Frustration Grows Along With Income Gap

Many people realize the rich are getting richer, but the full extent of growing income inequality is hard to believe. Jim Hightower writes in his new column, “The Disuniting Of America”:

In recent years, the insidious love of mammon (in the form of greed and excess) has not merely been tolerated in our country, but celebrated and even exalted into official public policy, marring our economy with dangerous inequality and injustice. The reigning ethos of those at the apex of our nation’s wealth pyramid is that too much is not enough. They’re not merely out to make loads of the money they love, but to make a killing, everyone else be damned.

New numbers from the Congressional Budget Office confirm that as the moneyed elites have been making their killing, wealth disparity has become extreme in a country that once prided itself on trying to build a more egalitarian society.

Analyzing 30 years of income data, the nonpartisan CBO reports that the richest 1 percent of our population has enjoyed a stunning 275 percent increase in their income during that time.
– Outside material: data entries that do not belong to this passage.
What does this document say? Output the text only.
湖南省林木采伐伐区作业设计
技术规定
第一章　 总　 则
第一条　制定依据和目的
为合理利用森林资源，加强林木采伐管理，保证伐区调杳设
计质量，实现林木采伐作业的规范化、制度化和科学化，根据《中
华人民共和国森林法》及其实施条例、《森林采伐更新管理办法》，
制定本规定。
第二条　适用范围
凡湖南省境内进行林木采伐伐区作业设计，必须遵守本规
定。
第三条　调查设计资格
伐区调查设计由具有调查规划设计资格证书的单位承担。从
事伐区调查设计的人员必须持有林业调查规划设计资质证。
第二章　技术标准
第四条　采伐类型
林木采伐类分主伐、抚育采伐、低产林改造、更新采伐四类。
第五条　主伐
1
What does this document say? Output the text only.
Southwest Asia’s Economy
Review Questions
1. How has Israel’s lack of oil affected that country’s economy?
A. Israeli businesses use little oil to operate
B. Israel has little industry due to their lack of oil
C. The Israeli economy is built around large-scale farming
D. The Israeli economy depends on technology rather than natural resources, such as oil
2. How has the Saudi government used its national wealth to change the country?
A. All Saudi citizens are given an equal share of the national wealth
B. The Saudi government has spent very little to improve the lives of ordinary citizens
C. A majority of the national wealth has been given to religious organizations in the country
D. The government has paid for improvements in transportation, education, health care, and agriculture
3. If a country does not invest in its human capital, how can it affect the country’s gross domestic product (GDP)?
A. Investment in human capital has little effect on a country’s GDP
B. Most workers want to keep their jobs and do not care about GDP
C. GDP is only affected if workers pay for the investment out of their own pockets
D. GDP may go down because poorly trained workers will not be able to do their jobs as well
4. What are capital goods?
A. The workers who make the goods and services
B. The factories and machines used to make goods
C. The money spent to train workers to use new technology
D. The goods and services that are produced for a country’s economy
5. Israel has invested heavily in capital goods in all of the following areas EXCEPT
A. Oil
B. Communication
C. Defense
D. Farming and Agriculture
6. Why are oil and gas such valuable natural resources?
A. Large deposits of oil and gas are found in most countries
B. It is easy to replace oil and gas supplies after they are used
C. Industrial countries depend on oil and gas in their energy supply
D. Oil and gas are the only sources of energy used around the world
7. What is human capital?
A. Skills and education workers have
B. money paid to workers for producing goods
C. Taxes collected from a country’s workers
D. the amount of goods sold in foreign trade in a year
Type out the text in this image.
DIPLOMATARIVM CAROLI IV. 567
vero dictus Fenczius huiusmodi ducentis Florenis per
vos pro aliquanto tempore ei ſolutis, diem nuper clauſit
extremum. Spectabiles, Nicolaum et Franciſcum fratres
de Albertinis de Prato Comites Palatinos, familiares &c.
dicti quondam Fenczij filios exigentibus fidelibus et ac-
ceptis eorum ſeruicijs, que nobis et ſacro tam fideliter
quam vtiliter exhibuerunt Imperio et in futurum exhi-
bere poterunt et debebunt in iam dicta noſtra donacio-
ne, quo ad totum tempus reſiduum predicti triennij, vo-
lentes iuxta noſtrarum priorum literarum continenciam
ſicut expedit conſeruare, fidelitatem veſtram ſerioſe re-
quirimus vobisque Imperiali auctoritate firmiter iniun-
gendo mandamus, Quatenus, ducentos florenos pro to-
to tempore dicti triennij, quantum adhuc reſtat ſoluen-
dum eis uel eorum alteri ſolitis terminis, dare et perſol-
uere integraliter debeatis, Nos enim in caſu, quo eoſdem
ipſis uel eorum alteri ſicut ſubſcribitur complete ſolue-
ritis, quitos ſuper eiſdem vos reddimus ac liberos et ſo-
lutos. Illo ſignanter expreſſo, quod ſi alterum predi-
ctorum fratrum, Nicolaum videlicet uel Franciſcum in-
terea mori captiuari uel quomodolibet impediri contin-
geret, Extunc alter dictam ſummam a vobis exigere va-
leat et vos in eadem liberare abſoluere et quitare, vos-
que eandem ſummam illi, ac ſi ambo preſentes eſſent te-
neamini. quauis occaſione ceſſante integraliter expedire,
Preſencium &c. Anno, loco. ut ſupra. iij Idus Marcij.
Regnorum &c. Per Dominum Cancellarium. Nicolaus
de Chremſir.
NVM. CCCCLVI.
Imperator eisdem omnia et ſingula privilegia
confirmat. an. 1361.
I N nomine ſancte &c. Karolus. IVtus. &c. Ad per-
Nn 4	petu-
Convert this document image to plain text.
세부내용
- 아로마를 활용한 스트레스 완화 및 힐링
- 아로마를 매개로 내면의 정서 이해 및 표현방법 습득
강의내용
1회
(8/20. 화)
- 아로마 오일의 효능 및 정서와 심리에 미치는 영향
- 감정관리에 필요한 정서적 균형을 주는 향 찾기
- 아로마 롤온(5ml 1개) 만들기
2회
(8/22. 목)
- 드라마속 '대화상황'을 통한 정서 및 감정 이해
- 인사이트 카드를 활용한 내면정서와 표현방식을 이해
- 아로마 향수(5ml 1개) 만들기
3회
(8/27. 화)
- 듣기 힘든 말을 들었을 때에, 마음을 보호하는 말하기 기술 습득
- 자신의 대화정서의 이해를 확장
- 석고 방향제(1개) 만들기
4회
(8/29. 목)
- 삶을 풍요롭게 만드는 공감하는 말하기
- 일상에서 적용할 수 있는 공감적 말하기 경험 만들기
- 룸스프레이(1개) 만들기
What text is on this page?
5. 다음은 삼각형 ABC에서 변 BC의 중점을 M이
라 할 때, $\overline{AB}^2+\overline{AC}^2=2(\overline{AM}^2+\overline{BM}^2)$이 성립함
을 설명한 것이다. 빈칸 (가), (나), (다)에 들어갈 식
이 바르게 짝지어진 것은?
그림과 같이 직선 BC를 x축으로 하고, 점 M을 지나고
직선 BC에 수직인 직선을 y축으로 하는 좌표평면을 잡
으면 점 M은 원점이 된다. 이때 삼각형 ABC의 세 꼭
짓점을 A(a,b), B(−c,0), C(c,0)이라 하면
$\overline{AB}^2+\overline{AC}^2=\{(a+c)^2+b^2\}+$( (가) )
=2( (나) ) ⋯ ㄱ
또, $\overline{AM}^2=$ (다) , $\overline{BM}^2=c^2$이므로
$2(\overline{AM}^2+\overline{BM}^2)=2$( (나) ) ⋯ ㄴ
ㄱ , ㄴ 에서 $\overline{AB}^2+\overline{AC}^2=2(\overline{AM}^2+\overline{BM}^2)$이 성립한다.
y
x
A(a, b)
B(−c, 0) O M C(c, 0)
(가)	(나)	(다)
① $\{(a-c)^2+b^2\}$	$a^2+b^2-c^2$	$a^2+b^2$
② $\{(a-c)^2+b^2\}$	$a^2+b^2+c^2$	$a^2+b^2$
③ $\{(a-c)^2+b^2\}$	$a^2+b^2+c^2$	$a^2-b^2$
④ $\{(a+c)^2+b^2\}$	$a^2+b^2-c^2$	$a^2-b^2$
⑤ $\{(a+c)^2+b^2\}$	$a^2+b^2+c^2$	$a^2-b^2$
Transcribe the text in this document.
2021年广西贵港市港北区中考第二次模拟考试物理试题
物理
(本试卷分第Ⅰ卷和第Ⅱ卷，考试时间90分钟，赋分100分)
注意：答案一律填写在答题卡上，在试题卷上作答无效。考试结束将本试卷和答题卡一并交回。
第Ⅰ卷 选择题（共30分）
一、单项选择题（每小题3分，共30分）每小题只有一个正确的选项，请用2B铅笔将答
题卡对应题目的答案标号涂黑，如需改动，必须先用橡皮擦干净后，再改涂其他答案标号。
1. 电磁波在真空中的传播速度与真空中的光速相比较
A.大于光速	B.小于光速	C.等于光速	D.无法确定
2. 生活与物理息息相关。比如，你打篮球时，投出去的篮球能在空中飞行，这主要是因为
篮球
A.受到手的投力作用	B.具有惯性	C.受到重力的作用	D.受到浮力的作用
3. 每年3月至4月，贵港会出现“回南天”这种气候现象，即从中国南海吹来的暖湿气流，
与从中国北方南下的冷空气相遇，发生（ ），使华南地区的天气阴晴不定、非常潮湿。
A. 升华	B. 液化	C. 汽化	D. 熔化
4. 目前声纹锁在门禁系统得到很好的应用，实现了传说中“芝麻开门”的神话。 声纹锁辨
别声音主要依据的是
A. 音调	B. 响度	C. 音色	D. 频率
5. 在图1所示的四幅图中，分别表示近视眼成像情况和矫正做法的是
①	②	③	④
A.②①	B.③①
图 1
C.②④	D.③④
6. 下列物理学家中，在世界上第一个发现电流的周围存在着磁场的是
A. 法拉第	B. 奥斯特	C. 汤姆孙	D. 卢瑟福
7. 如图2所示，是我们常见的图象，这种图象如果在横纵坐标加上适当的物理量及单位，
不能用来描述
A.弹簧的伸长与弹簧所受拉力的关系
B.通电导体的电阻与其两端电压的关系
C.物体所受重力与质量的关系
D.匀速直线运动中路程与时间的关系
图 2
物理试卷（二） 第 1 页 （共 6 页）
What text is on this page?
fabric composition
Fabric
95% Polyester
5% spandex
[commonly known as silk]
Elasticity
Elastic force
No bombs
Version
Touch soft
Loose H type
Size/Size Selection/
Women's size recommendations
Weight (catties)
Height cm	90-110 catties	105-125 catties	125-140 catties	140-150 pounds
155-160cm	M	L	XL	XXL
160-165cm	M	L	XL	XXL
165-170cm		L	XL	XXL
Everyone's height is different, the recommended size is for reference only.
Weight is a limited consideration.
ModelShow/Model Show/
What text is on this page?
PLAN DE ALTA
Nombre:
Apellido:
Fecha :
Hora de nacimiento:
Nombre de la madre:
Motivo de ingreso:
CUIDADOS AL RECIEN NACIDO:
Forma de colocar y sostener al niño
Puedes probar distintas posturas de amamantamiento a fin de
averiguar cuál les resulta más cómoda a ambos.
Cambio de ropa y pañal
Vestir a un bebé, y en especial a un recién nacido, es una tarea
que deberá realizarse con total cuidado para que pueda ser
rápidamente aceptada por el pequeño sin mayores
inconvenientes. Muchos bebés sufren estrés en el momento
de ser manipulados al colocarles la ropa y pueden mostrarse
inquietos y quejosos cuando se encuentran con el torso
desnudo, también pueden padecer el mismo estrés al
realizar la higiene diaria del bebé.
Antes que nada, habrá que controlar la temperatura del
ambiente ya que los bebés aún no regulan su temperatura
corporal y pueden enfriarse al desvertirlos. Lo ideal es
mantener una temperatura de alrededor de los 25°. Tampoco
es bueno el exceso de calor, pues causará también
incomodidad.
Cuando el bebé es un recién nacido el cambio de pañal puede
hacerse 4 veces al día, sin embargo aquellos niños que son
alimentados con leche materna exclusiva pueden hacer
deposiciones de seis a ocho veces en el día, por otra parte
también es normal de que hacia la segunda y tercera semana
As a result, these privileged few have more than doubled the slice of America’s income pie that they consume, going from 8 percent to 17 percent of the whole in just three decades.

From whom did these richest 1-percenters get their extra-big slice? From us, the 99 percent. The share of national income going to middle class and poor families shrank in this period — which is why there is such broad support today for Occupy Wall Street’s “We are the 99 percent” movement.

At the extreme tip of America’s wealth pyramid are the multimillionaire CEOs and billionaire Wall Streeters. They are the richest .01-percenters (a mere 14,836 households). These few now take 6 percent of all U.S. income — the biggest piece ever consumed by America’s mega-rich.